Every year throughout West Virginia and the rest of the U.S., approximately 4.5 million cases of dog bites are reported. Roughly one in every five sends the victim to the emergency room. In 2017, dog bite claims accounted for one-third of all liability insurance claims among homeowners, and the payouts averaged about $37,000 per claim. With somewhere between 70 million and 90 million pet dogs in the country, it’s not surprising that the most frequent victims are postal workers and children.
The way to decrease the number of dog bites, according to the American Veterinary Medical Association, is through education and responsible ownership. Supervising children and keeping dogs in a separate room when a postal worker comes up to the door are just two essential steps. Owners should teach their children not to pull, grab, pinch or corner dogs as these actions can provoke defensive actions.
When training their dogs, owners should use more positive, reward-based methods than those based on punishment. They could ask a veterinarian about reputable training programs. Socializing their dog is another important factor.
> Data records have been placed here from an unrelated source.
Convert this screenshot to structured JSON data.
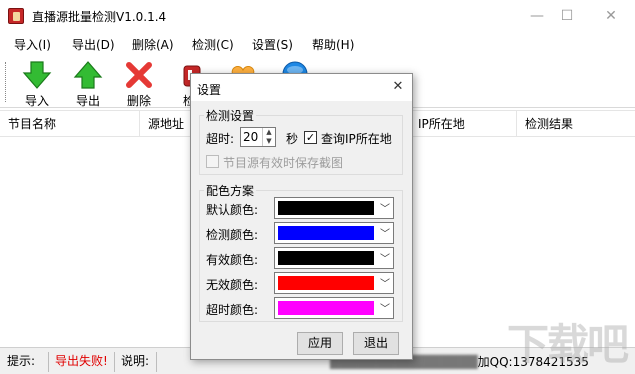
{
  "window": {
    "title": "直播源批量检测V1.0.1.4",
    "controls": {
      "minimize": "—",
      "maximize": "☐",
      "close": "✕"
    }
  },
  "menu": [
    "导入(I)",
    "导出(D)",
    "删除(A)",
    "检测(C)",
    "设置(S)",
    "帮助(H)"
  ],
  "toolbar": {
    "import": {
      "label": "导入",
      "icon": "import-arrow-down-icon",
      "color": "#2fb32f"
    },
    "export": {
      "label": "导出",
      "icon": "export-arrow-up-icon",
      "color": "#2fb32f"
    },
    "delete": {
      "label": "删除",
      "icon": "delete-x-icon",
      "color": "#e53935"
    },
    "check": {
      "label": "检",
      "icon": "check-icon",
      "color": "#c62828"
    }
  },
  "list": {
    "columns": [
      "节目名称",
      "源地址",
      "IP所在地",
      "检测结果"
    ]
  },
  "status": {
    "hint_label": "提示:",
    "hint_value": "导出失败!",
    "desc_label": "说明:",
    "qq_tail": "加QQ:1378421535"
  },
  "watermark": "下载吧",
  "dialog": {
    "title": "设置",
    "close": "✕",
    "detect_group": {
      "title": "检测设置",
      "timeout_label": "超时:",
      "timeout_value": "20",
      "timeout_unit": "秒",
      "query_ip": {
        "label": "查询IP所在地",
        "checked": true
      },
      "save_screenshot": {
        "label": "节目源有效时保存截图",
        "checked": false,
        "enabled": false
      }
    },
    "color_group": {
      "title": "配色方案",
      "items": [
        {
          "label": "默认颜色:",
          "color": "#000000"
        },
        {
          "label": "检测颜色:",
          "color": "#0000ff"
        },
        {
          "label": "有效颜色:",
          "color": "#000000"
        },
        {
          "label": "无效颜色:",
          "color": "#ff0000"
        },
        {
          "label": "超时颜色:",
          "color": "#ff00ff"
        }
      ]
    },
    "buttons": {
      "apply": "应用",
      "exit": "退出"
    }
  }
}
They should also learn their dog’s body language; if the dog starts to act erratically, it could be due to a medical condition. Unfortunately, many misunderstand dog behaviors. For instance, a wagging tail may signal not happiness but apprehension.
It’s important to understand that many dogs can lash out unexpectedly. Victims of dog bites could seek compensation for their medical expenses, missed wages and other losses by either filing a personal injury claim or a premises liability claim. It all depends on whether the incident took place in or out of the owner’s home. In either case, victims could benefit from legal representation.